我遇到以下问题:我正在尝试发现从源节点( node_s )到目标节点( node_t )的所有可能路径。
带有图形边缘的原始表的格式很简单: | node_x | node_y |强度| ,其中“node_x” - > “node_y”是边缘强度为“权重”的直接边缘。
我们的想法是,在探索路径的过程中,我们发现其子节点中的某个节点的目标是 node_t ,我们会记录此路径并停止探索此节点的路径,否则继续探索
简单的解决方案是使用PostgreSQL的递归CTE来构造图的传递闭包:
WITH RECURSIVE transitive_closure (source, target, weight, path_string) AS
(
--non-recurive term
SELECT b.node_x, b.node_y, b.strength, b.node_x || '.' || b.node_y || '.' AS path_string
FROM best_path b
WHERE b.node_x = node_s --source_node
UNION
--recurive term
SELECT tc.source, b.node_y, least(tc.weight,b.strength), tc.path_string || b.node_y || '.' AS path_string
FROM best_path AS b JOIN transitive_closure AS tc ON b.node_x = tc.target
WHERE tc.path_string NOT LIKE '%' || b.node_y || '.%'
)
SELECT *
FROM transitive_closure tc
WHERE tc.target = node_t --target_node
上面的代码将从源节点 node_s 中发现所有可能的路径。只有在传递闭包构造之后,我才能从源节点到目标节点选择所需的路径行(参见最后的SELECT语句)。
示例:
best_path表包含以下数据:
node_x | node_y | strength
--------+--------+----------
1 | 2 | 1
1 | 3 | 1
2 | 4 | 1
2 | 5 | 1
3 | 6 | 1
3 | 7 | 1
4 | 8 | 1
4 | 9 | 1
5 | 10 | 1
5 | 11 | 1
查询:
找到从源节点= 1到目标节点= 4
的路径结果:
source | target | strength | path_string
--------+--------+----------+------------
1 | 2 | 1 | 1.2.
1 | 3 | 1 | 1.3.
1 | 4 | 1 | 1.2.4.
1 | 5 | 1 | 1.2.5.
1 | 6 | 1 | 1.3.6.
1 | 7 | 1 | 1.3.7.
1 | 8 | 1 | 1.2.4.8.
1 | 9 | 1 | 1.2.4.9.
1 | 10 | 1 | 1.2.5.10.
1 | 11 | 1 | 1.2.5.11.
这不是我需要的。由于已经存在从节点2到节点4(目标)的直接边缘,因此我不需要路径1.2.5。,1.2.4.8。,1.2.4.9。,1.2.5.10。,1.2.5.11。,路径探索对于节点2,应该在发现从2到4的路径时停止。

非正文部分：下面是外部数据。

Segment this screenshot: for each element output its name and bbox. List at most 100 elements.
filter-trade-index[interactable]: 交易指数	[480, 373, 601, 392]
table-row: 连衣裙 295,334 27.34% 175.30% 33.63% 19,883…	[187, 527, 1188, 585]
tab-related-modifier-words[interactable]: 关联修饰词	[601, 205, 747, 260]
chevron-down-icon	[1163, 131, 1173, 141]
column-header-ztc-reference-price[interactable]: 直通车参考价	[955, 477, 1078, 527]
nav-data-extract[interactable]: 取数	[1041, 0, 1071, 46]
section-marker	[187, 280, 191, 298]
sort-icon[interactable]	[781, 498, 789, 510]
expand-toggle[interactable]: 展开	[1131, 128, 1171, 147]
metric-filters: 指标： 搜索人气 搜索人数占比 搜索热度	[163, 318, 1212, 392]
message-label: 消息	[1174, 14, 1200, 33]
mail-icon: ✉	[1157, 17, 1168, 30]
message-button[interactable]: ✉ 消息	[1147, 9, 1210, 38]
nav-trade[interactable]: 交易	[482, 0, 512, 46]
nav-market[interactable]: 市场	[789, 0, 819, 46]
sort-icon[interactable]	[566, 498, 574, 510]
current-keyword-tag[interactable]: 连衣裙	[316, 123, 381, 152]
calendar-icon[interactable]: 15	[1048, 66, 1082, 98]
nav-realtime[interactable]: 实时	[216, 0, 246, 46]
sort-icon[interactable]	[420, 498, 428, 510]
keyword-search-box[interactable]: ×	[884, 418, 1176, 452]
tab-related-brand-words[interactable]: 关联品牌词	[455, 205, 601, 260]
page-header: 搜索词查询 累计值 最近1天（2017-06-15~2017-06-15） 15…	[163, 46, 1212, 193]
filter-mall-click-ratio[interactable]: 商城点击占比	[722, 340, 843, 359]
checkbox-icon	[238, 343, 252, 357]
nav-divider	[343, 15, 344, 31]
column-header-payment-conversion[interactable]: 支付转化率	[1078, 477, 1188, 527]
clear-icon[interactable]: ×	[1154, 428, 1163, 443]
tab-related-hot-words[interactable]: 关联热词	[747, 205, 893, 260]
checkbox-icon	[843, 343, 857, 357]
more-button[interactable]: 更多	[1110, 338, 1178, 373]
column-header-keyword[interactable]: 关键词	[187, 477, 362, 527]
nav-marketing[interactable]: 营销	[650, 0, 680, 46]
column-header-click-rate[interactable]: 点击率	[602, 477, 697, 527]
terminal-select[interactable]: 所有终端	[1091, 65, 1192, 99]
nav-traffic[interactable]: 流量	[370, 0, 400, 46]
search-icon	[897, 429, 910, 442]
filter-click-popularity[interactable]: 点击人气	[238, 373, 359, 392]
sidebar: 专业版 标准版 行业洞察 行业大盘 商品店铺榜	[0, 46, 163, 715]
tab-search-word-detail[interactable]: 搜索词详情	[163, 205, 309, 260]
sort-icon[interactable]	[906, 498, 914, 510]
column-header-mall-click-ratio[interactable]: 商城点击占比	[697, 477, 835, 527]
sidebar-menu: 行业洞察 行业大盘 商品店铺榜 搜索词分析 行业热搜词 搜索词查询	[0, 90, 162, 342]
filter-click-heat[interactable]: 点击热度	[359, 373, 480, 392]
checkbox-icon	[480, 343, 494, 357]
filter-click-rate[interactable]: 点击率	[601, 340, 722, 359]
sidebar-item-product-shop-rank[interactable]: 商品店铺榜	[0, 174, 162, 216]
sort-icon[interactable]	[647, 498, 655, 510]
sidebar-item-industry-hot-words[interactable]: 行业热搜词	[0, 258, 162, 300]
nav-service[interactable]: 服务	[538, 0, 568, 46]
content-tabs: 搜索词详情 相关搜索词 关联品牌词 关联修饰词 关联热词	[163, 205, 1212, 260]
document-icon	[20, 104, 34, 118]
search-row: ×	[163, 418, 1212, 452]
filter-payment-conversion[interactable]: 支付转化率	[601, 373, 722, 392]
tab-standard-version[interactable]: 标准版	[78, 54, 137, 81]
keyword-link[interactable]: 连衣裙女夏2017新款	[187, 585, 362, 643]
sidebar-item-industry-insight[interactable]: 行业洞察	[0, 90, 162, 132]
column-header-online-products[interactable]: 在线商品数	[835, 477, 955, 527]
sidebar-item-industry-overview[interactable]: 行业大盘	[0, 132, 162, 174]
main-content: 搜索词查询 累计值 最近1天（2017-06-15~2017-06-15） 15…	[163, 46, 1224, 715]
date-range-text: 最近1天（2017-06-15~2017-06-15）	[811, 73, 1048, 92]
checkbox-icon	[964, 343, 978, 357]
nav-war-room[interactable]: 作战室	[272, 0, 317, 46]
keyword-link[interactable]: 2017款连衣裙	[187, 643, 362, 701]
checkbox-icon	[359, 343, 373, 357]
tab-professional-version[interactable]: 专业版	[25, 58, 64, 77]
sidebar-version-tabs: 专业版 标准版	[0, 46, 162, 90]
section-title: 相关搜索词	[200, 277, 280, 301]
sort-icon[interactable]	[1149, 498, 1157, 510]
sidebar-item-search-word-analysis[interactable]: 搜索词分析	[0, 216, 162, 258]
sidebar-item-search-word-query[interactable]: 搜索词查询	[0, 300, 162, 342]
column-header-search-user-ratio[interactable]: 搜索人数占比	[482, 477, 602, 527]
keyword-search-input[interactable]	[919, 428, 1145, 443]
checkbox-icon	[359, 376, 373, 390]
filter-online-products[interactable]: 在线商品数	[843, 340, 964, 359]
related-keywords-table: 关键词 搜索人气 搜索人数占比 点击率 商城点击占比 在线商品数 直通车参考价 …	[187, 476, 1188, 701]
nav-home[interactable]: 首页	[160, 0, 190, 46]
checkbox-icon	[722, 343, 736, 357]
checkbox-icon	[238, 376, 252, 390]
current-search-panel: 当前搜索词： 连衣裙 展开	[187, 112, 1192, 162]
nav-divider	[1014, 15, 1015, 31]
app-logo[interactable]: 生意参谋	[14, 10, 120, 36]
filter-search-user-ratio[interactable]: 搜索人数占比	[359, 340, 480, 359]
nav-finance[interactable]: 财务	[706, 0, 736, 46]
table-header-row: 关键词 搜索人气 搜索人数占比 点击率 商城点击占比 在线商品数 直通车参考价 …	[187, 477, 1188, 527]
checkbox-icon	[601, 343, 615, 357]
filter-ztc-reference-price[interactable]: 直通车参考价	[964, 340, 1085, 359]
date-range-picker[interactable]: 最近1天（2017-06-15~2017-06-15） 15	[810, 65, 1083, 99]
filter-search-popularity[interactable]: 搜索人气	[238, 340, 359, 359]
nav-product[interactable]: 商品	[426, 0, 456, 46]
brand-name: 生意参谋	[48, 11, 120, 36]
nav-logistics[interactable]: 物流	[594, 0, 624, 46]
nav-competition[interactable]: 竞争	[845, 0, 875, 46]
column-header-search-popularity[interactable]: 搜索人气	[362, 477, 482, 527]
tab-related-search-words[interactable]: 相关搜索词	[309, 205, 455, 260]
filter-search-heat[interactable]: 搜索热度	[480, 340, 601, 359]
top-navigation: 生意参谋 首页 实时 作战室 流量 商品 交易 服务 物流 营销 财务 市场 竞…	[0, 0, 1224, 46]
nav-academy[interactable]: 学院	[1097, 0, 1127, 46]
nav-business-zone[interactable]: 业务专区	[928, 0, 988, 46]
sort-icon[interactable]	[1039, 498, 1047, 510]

总而言之,如果节点已经与目标节点有直接边缘,我不想发现节点的路径。这意味着在CTE的递归术语中,我希望有一些条件可以说下面的伪代码如下:
WITH RECURSIVE transitive_closure (source, target, weight, path_string) AS
(
--non-recurive term (as before)
SELECT b.node_x, b.node_y, b.strength, b.node_x || '.' || b.node_y || '.' AS path_string
FROM best_path b
WHERE b.node_x = node_s --source_node
UNION
--recurive term
SELECT tc.source, b.node_y, least(tc.weight,b.strength), tc.path_string || b.node_y || '.' AS path_string
FROM best_path AS b JOIN transitive_closure AS tc ON b.node_x = tc.target
WHERE tc.path_string NOT LIKE '%' || b.node_y || '.%'
AND b.node_y = node_t
--will select only rows with direct edge to target
UNION (second union is not allowed in CTE)

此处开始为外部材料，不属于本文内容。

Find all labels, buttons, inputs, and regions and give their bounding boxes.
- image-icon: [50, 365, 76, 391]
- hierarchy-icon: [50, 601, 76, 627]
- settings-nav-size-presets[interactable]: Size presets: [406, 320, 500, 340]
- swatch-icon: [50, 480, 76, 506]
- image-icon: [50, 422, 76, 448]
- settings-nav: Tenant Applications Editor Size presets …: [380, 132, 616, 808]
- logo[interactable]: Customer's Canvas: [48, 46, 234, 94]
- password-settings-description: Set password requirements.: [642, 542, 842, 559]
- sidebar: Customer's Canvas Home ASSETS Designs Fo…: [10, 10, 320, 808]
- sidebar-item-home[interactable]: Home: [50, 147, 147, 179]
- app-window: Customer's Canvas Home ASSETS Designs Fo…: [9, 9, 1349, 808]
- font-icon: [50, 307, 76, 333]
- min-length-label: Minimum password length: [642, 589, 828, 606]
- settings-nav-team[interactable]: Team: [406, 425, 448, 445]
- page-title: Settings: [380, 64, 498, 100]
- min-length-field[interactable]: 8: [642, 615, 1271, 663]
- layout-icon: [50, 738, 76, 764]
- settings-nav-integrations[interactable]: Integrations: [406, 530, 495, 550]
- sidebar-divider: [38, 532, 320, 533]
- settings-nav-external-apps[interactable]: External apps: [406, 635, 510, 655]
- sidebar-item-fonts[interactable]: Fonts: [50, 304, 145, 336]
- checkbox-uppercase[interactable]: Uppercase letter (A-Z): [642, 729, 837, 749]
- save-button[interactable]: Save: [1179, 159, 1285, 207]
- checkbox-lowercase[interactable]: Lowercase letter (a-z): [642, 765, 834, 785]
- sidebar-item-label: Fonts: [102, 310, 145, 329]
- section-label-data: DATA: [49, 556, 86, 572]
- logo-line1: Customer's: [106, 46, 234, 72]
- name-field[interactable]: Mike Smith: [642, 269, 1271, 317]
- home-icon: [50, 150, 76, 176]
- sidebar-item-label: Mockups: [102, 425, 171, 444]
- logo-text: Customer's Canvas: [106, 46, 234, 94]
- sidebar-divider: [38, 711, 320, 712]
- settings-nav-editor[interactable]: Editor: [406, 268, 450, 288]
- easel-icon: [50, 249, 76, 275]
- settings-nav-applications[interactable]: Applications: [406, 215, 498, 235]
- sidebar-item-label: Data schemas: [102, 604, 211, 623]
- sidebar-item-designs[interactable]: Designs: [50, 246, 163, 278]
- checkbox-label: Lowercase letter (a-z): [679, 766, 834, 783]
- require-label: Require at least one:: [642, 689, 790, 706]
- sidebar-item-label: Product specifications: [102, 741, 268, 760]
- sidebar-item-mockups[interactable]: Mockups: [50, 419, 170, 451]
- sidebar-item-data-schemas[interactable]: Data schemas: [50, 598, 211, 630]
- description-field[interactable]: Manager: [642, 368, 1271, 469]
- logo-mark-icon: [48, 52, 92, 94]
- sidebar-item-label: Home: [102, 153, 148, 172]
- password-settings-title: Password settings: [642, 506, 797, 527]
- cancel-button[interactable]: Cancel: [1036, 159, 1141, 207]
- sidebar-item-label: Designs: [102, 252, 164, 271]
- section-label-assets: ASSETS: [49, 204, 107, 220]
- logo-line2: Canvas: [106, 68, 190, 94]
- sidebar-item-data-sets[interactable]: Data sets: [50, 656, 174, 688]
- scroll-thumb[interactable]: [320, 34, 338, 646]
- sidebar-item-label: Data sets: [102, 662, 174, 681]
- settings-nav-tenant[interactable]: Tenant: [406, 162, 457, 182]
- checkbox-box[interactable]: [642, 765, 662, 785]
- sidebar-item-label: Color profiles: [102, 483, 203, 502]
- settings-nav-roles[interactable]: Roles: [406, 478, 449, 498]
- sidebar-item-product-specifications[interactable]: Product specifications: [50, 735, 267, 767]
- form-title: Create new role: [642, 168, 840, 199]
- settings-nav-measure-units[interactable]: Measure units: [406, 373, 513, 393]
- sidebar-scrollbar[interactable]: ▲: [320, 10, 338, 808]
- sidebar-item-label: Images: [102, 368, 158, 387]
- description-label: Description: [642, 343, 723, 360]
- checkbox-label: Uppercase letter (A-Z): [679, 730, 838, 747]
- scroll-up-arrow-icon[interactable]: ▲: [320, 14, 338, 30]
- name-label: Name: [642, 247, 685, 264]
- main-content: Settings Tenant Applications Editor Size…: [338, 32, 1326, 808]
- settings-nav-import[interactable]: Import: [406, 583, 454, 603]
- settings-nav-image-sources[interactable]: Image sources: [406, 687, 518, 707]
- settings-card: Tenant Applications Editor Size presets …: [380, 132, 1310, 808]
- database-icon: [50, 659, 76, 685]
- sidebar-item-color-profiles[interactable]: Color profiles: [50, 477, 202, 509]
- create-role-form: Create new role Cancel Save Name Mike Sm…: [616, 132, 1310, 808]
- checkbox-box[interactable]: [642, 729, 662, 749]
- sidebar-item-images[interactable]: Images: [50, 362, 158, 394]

SELECT those rows which do not have direct edge to target
AND which parents did not contribute to constructing the query above.
i.e. b.node_x = tc.target where there is no direct edge between b.node_x to node_t
)
作为查询从源节点= 1到目标节点= 4的路径的结果,我希望有以下内容:
source | target | strength | path_string
--------+--------+----------+------------
1 | 2 | 1 | 1.2.
1 | 3 | 1 | 1.3.
1 | 4 | 1 | 1.2.4.
1 | 6 | 1 | 1.3.6.
1 | 7 | 1 | 1.3.7.
提前感谢您的帮助!
我已经尝试了很多方法:例如FROM / WHERE子句中的条件,尝试将CTE传递给函数,但没有成功。
任何建议都将受到赞赏。
我有自己的递归功能,可以实现我想要的功能,但是,它在大量数据上非常慢;而PostgreSQL的CTE显然已经过优化,所以我想深入研究一下。
答案 0 :(得分:2)
如果从底部开始,您可以更有效地搜索路径。从孩子们开始。如果你从父母开始,那就需要遍历所有的孩子;而如果您从孩子那里搜索,它只有一个父母,因此不会浪费时间找到源和目标之间的路径。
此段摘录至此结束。